A good distance into the film, there is a scene where the character of Vi has to break the news to the middle aged mother and father of the household, that their son Reg has died in a motor accident. Here’s the setup: we know what has happened before the news is told to Frank (Robert Newton) and Ethel (Celia Johnson), both out in the garden, off-camera, where we can’t see them. Vi enters the room and goes out through the open French windows, to break the news, leaving us and our POV of the sitting room looking out on the summer garden with just the radio playing in the background. After what seems like an age (but is in fact only seconds later), “Frank and Ethel walk back slowly into the room in stunned silence. There is no sound except for the radio. In the play, you heard it softly, but David (Lean) keeps it playing bright dance music throughout the scene, adding a poignant counterpoint. Neither Frank nor Ethel bother to turn it off since they are not aware of it. The camera retreats and the scene fades out.”

I’m quoting Kevin Brownlow there, David Lean’s biographer, as he explained it so well. Brownlow goes on to quote critic of the time Gerald Pratley: “A literal depiction of such a terrible moment could not possibly be more moving or believable than this little gem of content by implication.”

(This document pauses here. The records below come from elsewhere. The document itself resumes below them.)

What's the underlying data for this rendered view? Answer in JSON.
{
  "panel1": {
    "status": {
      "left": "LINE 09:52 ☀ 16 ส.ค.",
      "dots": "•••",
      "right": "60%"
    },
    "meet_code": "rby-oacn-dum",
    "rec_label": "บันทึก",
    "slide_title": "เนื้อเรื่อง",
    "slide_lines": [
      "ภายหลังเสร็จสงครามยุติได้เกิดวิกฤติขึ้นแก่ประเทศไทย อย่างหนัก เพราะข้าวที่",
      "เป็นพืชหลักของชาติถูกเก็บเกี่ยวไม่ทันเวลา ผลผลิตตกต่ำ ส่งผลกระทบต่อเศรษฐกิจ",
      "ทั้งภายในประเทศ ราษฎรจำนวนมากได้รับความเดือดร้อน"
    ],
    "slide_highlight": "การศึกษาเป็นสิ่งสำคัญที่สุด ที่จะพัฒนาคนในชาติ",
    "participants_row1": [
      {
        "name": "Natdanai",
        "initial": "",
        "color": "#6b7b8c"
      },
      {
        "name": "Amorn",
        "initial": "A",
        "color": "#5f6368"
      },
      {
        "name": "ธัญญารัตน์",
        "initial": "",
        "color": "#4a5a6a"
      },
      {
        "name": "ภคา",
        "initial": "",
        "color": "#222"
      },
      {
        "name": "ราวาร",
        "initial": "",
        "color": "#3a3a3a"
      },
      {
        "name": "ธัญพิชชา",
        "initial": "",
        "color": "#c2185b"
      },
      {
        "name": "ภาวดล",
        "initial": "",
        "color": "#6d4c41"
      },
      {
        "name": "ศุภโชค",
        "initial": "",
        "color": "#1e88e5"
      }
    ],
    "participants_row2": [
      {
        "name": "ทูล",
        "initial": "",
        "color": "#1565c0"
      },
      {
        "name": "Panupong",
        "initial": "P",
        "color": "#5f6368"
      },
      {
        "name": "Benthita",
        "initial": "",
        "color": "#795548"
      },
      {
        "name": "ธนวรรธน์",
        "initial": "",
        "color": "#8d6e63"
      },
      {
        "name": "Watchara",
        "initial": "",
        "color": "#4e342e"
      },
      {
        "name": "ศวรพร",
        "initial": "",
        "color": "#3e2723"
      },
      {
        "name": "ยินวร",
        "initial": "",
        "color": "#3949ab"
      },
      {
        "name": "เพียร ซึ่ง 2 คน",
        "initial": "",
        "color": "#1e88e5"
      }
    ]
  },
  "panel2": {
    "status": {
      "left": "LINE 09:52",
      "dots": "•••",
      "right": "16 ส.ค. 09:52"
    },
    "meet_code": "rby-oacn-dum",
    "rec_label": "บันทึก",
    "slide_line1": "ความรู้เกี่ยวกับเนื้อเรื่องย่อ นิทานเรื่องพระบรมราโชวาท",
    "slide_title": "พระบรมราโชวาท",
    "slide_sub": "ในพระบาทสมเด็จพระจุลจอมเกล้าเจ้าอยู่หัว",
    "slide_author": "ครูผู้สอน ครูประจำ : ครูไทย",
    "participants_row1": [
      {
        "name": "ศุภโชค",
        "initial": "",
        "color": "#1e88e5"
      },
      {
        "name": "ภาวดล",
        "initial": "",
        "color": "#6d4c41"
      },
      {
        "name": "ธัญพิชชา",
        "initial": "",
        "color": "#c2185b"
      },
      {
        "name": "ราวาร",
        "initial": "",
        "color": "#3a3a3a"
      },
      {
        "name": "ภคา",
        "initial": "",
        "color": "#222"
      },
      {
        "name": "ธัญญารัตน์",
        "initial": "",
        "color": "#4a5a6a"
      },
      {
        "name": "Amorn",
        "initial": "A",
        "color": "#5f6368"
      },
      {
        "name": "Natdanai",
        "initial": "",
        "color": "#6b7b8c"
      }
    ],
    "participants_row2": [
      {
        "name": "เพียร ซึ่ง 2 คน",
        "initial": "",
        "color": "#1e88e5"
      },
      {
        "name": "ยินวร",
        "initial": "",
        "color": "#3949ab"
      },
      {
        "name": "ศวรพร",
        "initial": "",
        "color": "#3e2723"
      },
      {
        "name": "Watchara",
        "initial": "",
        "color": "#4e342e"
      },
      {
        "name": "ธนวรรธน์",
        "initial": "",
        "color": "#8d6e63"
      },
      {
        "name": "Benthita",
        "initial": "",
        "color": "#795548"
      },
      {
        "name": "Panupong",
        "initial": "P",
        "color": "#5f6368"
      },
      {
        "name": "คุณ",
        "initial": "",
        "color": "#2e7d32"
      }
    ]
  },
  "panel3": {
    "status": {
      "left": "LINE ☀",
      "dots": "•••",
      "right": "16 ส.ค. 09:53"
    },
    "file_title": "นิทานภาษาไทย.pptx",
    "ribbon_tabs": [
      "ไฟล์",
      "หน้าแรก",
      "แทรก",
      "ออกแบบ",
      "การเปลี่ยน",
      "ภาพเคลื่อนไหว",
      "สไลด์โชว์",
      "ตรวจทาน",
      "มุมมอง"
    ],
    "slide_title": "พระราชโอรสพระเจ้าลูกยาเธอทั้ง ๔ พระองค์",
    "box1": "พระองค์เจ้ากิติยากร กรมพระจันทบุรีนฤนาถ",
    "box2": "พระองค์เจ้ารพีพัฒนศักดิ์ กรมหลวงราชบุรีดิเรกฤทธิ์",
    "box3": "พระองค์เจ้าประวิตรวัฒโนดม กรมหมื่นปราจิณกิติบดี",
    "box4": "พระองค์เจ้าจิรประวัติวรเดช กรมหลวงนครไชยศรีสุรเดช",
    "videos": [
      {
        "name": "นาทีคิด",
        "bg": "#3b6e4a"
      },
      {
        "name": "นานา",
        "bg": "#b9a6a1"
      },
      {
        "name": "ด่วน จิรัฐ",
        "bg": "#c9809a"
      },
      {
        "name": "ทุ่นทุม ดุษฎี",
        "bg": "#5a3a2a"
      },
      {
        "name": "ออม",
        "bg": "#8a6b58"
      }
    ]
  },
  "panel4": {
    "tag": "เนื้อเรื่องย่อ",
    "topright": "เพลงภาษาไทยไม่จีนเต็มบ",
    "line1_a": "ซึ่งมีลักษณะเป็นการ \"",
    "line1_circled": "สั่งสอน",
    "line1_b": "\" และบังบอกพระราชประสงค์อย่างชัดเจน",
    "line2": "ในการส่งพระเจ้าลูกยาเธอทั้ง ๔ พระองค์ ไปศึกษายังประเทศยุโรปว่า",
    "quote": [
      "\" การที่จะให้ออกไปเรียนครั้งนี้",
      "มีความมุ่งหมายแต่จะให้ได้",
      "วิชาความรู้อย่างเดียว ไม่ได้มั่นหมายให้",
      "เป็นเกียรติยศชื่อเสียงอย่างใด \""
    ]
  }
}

I can’t recall how long this scene lasts in this film that ranks in my Top 20 favourite films, but the paradox is that it doesn’t last long at all yet feels like an age. No words are spoken, no rhetoric or sentimentality necessary, we’re talking about people here who lost many many loved ones in the First World War and will go through it all again, in the years to come. I think my high-ranking of this film is not purely based on craft of filmmaking but also because this story is my mother and her family’s story, who come from that part of the world and lived that sort of life, in and between the Wars.

Films do that, they become touchtones for us; not so much yardsticks or barometers to measure by, but maybe exemplars, models of how life is or was. I know those French windows, I’ve played in that garden as a child, I know every stick of furniture in that room, I know the chintz curtains and upholstery and I know those people; I know their foibles and their failings and whilst the names, faces and places may be different on the screen, the Gibbons family are my family.

Day #142 Tip: Talk is cheap
Most screenwriters I know, hate writing synopses & treatments. Why? I’ll offer this: because it forces us to write down the story of our film and if we ever wanted to be shown where our story is flawed, lacking, wanting or doesn’t hang together (with work to be done), then the telling of the story WITHOUT DIALOGUE will find us out and show us.

In the description of the scene from This Happy Breed - not too far off how it would be written in a treatment - there is no dialogue; maybe I’m cheating with this example because the scene doesn’t warrant speech, but the point is that in synopses and treatments we don’t write dialogue unless what’s being said is fundamental to our understanding of the plot.

Let me just quote from Screen Australia’s document ‘What is a Synopsis? An Outline? A Treatment? (available for download from their website)’: “So, detail within scenes and dialogue are to be avoided. The latter can be avoided fairly easily; what’s wanted in the treatment is the intent of what the characters say, or what their dialogue will achieve.”

As the saying goes “don’t show me characters talking about attacking the castle, show me them attacking the castle.”

My experience has taught me that the best way to ameliorate my concerns, fears and reticence to writing treatments and synopses, is to write more and more and more of them. Don’t go around, go through. You’ll be happier.